• A lengthy Columbia Journalism Review feature focuses on a conflict over journalistic ethics at Anchorage-based Alaska Public Media. CFO Bernie Washington has been nominated to serve on the State Assessment Review Board, which helps to determine revenues from oil taxes in the state. APM journalists are concerned about Washington’s appointment compromising the network’s coverage of the review board. “We are aghast, quite frankly, aghast that our management doesn’t understand that this is a solid, more than apparent conflict of interest,” Steve Heimel, host of Talk of Alaska, told CJR.
• President Obama will nominate Elizabeth Sembler for a second term on the CPB board, the White House announced Thursday. Sembler joined the board in 2008 as an appointee of President Bush; her term expires this year. She currently serves as the board’s vice chair. Sembler has also served on the boards of WEDU-TV in Tampa Bay and the Association for Public Television Stations. She is director of congregational engagement for Congregation B’nai Israel in St. Petersburg, Fla.
• Strong women characters — such as those on Sunday night’s season premiere of Call the Midwife — are helping propel PBS to higher ratings, reports the Washington Post. Those characters often get the short shrift on network television. “We considered it to be somewhat of a market failure, and we’re always looking to fill those gaps,” said Beth Hoppe, PBS’s chief programmer. “Our mission is to serve the audience where they aren’t being served.”

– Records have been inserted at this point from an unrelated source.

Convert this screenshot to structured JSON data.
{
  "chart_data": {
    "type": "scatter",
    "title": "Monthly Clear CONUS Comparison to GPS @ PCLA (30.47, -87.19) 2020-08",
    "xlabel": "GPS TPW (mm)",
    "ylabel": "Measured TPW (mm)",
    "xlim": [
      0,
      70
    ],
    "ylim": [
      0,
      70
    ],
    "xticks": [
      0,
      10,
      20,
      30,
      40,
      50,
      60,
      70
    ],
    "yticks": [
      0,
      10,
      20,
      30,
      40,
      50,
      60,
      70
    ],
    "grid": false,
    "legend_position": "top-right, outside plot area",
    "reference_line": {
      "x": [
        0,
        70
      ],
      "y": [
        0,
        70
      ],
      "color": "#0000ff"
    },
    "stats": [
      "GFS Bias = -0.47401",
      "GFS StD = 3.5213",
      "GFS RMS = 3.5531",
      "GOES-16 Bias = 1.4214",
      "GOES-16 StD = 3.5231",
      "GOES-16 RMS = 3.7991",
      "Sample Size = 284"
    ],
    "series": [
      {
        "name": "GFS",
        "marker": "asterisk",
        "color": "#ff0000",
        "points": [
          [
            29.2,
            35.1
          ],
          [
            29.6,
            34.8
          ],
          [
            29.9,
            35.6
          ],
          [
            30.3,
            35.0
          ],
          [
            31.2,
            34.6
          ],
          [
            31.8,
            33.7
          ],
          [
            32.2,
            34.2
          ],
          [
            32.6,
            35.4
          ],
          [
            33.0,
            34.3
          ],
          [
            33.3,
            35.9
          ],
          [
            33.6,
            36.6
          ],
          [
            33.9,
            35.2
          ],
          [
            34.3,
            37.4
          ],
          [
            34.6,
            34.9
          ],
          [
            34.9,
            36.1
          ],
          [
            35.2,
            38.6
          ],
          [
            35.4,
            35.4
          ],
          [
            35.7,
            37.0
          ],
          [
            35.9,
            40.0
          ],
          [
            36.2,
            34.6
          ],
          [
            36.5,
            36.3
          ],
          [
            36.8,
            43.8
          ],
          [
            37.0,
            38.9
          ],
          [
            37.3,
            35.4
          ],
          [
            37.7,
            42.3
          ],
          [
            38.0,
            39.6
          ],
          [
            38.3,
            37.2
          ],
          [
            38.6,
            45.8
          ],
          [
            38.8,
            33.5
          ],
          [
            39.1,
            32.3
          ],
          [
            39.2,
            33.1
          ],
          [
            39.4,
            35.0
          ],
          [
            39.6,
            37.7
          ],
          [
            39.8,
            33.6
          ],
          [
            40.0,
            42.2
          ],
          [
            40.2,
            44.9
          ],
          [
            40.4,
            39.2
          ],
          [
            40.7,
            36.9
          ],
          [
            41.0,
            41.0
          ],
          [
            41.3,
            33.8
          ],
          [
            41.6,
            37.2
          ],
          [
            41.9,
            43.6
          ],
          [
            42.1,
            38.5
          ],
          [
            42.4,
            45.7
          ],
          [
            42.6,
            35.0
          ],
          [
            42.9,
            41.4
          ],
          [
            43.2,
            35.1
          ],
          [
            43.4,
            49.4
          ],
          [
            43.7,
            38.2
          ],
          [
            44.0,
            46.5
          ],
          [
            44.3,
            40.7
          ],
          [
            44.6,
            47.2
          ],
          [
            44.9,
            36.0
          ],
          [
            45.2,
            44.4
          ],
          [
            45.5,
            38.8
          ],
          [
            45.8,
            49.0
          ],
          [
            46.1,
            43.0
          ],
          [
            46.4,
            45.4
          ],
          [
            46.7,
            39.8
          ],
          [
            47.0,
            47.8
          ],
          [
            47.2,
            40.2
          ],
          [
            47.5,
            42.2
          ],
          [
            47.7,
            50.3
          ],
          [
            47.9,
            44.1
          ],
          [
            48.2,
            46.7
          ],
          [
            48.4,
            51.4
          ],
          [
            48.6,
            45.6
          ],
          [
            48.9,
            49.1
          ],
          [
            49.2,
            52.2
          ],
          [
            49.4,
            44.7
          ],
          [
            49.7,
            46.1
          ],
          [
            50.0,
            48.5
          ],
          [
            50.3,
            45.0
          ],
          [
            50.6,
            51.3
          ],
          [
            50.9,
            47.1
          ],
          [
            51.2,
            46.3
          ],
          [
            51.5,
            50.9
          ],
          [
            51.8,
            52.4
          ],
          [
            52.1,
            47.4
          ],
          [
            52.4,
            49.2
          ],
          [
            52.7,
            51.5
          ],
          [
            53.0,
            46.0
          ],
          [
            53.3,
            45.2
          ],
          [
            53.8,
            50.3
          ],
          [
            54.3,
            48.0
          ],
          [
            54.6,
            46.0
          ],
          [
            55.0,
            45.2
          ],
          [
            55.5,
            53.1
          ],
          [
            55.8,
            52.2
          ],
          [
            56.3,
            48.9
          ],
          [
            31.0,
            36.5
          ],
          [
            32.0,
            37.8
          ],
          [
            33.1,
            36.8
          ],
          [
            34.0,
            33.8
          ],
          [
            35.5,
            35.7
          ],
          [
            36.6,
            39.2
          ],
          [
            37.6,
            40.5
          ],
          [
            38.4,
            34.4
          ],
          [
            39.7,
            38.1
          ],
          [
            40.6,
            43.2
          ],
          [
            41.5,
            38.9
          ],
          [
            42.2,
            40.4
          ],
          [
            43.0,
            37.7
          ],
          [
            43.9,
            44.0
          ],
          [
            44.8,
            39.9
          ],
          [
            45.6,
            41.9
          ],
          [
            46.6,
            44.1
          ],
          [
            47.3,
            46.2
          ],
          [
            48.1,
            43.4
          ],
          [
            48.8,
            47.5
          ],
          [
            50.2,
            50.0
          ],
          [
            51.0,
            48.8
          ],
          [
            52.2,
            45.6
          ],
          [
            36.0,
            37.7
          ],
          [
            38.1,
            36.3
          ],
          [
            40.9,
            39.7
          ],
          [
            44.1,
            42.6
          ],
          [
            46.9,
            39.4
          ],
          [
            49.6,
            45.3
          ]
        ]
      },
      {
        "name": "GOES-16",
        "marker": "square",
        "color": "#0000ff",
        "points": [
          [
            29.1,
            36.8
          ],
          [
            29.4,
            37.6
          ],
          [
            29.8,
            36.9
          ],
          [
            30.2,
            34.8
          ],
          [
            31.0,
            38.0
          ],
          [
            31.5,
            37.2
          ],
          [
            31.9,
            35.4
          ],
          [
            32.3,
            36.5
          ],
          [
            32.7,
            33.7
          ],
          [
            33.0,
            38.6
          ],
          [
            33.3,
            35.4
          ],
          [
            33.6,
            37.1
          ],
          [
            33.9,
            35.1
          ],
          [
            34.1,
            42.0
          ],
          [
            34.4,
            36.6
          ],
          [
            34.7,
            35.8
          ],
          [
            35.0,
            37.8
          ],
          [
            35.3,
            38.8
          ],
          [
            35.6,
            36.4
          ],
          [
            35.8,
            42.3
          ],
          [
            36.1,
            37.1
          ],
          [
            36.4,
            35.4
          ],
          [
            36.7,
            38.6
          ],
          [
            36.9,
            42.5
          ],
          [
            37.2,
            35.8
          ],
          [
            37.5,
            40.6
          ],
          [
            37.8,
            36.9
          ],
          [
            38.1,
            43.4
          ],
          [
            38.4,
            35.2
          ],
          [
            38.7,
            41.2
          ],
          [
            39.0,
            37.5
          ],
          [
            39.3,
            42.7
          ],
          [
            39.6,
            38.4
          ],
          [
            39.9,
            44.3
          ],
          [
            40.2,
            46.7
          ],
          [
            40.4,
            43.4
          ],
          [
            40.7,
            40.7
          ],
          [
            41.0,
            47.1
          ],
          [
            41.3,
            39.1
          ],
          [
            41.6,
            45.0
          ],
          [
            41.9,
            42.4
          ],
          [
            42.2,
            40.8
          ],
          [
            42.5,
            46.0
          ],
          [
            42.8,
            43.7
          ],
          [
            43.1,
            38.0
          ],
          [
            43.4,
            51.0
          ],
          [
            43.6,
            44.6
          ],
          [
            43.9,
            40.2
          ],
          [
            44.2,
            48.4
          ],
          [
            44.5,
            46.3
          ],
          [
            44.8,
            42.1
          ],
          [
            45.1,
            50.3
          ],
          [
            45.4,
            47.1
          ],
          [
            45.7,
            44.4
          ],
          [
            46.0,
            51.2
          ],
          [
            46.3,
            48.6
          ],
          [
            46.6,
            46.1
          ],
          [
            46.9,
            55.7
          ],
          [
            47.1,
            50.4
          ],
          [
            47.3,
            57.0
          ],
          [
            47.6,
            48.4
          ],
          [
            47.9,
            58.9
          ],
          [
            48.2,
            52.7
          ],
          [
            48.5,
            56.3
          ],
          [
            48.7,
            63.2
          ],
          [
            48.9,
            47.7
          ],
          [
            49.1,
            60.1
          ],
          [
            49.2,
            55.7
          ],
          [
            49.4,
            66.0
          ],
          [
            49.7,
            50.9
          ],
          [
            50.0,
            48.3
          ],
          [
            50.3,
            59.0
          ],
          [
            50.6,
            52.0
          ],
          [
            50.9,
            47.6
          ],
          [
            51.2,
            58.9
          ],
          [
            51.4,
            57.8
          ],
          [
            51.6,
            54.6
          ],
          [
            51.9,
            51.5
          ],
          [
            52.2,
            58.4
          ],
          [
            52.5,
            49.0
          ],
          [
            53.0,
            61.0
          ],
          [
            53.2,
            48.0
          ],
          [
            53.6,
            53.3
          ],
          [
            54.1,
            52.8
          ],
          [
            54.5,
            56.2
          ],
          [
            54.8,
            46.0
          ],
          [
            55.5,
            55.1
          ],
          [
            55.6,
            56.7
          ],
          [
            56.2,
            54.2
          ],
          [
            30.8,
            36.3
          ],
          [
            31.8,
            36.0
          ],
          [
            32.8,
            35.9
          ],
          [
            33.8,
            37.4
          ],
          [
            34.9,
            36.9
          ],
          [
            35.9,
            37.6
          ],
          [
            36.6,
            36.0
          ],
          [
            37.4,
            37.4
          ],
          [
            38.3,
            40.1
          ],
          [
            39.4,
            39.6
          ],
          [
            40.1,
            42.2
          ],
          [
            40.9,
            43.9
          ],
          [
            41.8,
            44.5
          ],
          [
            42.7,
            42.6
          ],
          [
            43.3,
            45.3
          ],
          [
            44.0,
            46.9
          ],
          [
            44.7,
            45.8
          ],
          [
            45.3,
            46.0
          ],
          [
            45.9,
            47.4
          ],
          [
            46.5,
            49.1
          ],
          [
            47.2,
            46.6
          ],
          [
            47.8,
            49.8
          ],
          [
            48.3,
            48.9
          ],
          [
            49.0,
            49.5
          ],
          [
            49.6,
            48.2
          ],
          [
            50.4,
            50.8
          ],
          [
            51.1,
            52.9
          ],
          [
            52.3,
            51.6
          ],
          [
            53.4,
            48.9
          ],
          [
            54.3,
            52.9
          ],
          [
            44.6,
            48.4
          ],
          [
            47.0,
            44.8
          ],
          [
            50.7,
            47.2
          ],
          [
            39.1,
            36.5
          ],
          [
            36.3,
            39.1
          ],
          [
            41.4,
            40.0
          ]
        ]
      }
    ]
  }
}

• Twin Cities Public Television has launched a shared operational facility with Chicago’s WYCC, using Myers software. The arrangement “will allow WYCC to capitalize on TPT’s centralized programming, traffic and master control operations as a means to improve operations while containing operating expenses,” reports TVNewsCheck. TPT also has handled master control for PBS member station KSMQ in Austin, Minn., since 2009.
• Four U.S. public TV programs will be screened at this year’s International Public Television Conference (INPUT) May 12-15 in Helsinki. Selections are Frontline‘s “League of Denial: The NFL’s Concussion Crisis”; Not Another Word, part of the Independent Television Service’s Women and Girls Lead outreach program; Sweet Corn and Expensive Tea from A Chef’s Life; and The March on Washington, PBS. The annual INPUT conference gathers media professionals from around the world to discuss public-service broadcasting. ETV in Columbia, S.C., serves as the U.S. secretariat for INPUT.
• Graham Parker, g.m. of New York’s classical station WQXR, opened up to Tablet on growing up gay and Jewish. For a time he lived in “total denial,” he said, noting, “Nice Jewish boys from England don’t come out.” Parker is leading WQXR’s first instrument drive now through April 7, asking listeners to donate instruments to New York public schools.